Additionally, it would save our team the time of having to look backward and ask each other, “Do you remember when this person donated?” or “Do you remember how exactly we spent their money?” This saved us plenty of time from having to bring our heads together to remember past events when they were already saved in our database.
We talked to them about the students we were training, the content we were distributing, and the success that the students felt when going through our program. The rapport-building, ongoing communication, personalized thanks, and status updates were key to making sure the bank remained an amiable partner in the Bright Leadership Institute’s development.
Automation, Scalability, and the Future
Getting started with developing a non-profit or any other organization that takes donations requires planning for the future. It’s easy to get excited (and you should be!) when starting a mission that could help hundreds or thousands of people.
However, it’s important not to get lost in that excitement and forget to take into consideration scalability and future development. Whether your organization is new or has been around for a while, you do not want to find yourself backtracking to accommodate increased donations, new employees, and a higher workload.
If your organization is at a level where you have multiple full-time employees, you’ll want to consider the benefits of automation and streamlining workflows. When employees who are meant to be developing relationships and communication with donors are spending more time dealing with data input and management, it’s going to reduce opportunities to bring on more donors.

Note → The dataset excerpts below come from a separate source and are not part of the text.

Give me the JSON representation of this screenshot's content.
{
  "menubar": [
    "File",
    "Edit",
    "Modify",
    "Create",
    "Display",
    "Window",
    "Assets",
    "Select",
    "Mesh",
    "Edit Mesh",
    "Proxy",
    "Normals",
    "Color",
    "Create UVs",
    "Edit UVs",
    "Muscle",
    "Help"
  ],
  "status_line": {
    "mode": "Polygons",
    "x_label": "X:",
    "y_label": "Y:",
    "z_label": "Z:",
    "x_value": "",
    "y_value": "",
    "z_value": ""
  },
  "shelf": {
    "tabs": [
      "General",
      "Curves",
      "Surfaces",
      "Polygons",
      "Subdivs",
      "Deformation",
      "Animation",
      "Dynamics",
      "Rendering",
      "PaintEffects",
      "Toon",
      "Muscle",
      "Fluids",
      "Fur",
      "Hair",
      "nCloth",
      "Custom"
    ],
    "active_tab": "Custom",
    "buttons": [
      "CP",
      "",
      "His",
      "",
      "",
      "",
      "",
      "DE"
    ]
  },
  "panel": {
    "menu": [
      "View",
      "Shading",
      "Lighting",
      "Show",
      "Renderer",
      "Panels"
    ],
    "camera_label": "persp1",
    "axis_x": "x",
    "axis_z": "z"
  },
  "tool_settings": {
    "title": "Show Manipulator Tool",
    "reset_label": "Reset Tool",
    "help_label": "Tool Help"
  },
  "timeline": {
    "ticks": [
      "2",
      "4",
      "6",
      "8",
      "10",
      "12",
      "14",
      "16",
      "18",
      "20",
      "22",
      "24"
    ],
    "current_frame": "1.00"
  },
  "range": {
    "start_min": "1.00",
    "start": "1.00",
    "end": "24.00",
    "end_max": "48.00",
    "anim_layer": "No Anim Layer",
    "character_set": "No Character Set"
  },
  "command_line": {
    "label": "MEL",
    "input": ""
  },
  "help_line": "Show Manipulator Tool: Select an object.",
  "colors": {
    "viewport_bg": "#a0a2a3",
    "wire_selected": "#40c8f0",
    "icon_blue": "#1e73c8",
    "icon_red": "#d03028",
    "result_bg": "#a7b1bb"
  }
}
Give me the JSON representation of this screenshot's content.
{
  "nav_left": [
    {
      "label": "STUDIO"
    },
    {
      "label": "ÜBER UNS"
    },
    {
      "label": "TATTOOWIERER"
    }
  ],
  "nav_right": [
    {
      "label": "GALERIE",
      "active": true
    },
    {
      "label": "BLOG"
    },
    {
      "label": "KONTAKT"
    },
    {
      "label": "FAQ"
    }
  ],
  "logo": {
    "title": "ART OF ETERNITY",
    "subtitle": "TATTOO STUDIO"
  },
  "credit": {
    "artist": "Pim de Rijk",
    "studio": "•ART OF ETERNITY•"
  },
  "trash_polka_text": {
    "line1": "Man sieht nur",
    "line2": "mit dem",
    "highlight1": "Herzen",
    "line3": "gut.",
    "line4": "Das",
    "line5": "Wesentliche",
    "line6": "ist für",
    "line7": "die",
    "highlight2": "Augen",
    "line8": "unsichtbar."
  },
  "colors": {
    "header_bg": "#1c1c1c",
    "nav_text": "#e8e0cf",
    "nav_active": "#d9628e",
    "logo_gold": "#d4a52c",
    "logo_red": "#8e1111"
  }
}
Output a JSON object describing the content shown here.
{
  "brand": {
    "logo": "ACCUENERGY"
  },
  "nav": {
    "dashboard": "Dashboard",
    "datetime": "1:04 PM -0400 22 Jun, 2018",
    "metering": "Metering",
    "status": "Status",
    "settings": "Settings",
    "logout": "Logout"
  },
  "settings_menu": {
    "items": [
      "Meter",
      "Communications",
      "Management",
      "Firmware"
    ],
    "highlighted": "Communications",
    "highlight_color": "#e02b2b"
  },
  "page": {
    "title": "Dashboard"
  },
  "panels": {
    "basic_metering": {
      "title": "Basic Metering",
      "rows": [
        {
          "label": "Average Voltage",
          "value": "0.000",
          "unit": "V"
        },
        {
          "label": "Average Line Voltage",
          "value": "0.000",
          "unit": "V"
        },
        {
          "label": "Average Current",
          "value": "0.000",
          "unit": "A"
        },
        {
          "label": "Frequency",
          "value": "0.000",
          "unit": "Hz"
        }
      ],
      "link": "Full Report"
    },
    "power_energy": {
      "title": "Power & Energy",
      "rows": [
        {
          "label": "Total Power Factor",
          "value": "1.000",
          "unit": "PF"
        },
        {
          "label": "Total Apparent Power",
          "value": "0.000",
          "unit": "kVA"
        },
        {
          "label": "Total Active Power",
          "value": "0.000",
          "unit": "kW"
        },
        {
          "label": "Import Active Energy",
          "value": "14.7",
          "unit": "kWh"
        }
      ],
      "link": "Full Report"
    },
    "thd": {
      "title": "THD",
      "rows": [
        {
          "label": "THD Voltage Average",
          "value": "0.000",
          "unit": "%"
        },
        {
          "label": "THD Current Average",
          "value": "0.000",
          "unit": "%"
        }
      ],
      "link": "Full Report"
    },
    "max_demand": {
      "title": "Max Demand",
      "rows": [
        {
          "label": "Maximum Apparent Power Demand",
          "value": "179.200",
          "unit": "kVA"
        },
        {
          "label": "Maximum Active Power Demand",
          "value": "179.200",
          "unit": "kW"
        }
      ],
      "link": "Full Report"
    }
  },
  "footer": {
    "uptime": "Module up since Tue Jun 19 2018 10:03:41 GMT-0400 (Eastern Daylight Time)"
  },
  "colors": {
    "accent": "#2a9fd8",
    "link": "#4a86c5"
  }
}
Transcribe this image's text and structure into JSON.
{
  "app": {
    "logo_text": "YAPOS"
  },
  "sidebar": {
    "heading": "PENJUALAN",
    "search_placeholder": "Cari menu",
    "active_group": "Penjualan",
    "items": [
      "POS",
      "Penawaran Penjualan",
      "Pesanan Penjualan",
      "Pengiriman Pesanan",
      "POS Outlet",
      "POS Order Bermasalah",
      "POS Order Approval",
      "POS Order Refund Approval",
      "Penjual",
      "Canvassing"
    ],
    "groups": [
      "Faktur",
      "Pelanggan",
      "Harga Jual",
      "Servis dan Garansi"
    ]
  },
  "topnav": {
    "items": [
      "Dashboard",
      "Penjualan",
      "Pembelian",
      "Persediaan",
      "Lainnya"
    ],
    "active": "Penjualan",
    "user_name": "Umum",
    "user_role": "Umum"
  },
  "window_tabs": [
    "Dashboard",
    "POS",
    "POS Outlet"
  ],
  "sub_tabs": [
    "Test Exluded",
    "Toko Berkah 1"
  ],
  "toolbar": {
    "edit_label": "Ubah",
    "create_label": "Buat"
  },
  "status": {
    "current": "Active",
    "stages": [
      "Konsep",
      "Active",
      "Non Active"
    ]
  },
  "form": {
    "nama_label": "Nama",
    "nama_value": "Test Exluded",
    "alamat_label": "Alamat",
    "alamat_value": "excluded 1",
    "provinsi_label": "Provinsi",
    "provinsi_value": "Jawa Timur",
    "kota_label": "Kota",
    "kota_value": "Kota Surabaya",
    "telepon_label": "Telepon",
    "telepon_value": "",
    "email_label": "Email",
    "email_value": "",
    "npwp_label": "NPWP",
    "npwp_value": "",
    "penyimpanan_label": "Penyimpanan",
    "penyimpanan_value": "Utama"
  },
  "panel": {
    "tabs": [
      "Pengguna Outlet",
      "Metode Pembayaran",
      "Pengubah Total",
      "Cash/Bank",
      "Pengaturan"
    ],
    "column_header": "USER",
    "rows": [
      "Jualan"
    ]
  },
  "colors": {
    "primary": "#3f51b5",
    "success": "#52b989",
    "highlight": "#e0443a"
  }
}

The employees who are good at developing those relationships and following up on leads should be given as much leeway as possible to continue doing what they’re best at: finding committed donors and developing positive relationships with them. Additionally, sending personalized remarks of gratitude can be a time-consuming task, but it’s one of the more effective tools when it comes to maintaining ongoing donor support and interest. Along with personalized remarks, it will also provide employees with more time to send updates to donors so that they will know exactly how their money is being spent, and how their contributions have had a positive impact.
As your organization grows and becomes more entrenched in the digital world, it’s also important to develop robust cybersecurity protocols and protect yourself against audits. Donors may trust and support your cause, but if they cannot trust their money and personal information to be safe from cyberattacks, you will likely lose their support.
Additionally, having efficient and streamlined data retrieval will simplify tax season. This will also protect you against audits; however, even if you are audited, having an organized and efficient system will help you navigate that challenge with ease.
How Do You Prepare for the Future?
When I think back to the early days of The Bright Leadership Institute, the NAACP, or my political campaigns, I consider the challenges that intersected with all of these endeavors. If I could go back in time, I would have better prepared myself to scale with future growth and be prepared for increased donations, more donor prospects, and streamlining donor data. Of course, no one can predict future challenges, but it’s possible to identify trends and prepare accordingly.
Each organization or cause is different, but there are crucial elements to each one to ensure long-term growth and success. If you’re curious about planning for your organization’s future, it all starts with taking stock of your Blackbaud processes to configure what you may or may not need to keep your organization scaling steadily.
We all have our goals and dreams for our communities. Let’s also make sure we have the right tools to make those goals and dreams a long-term success.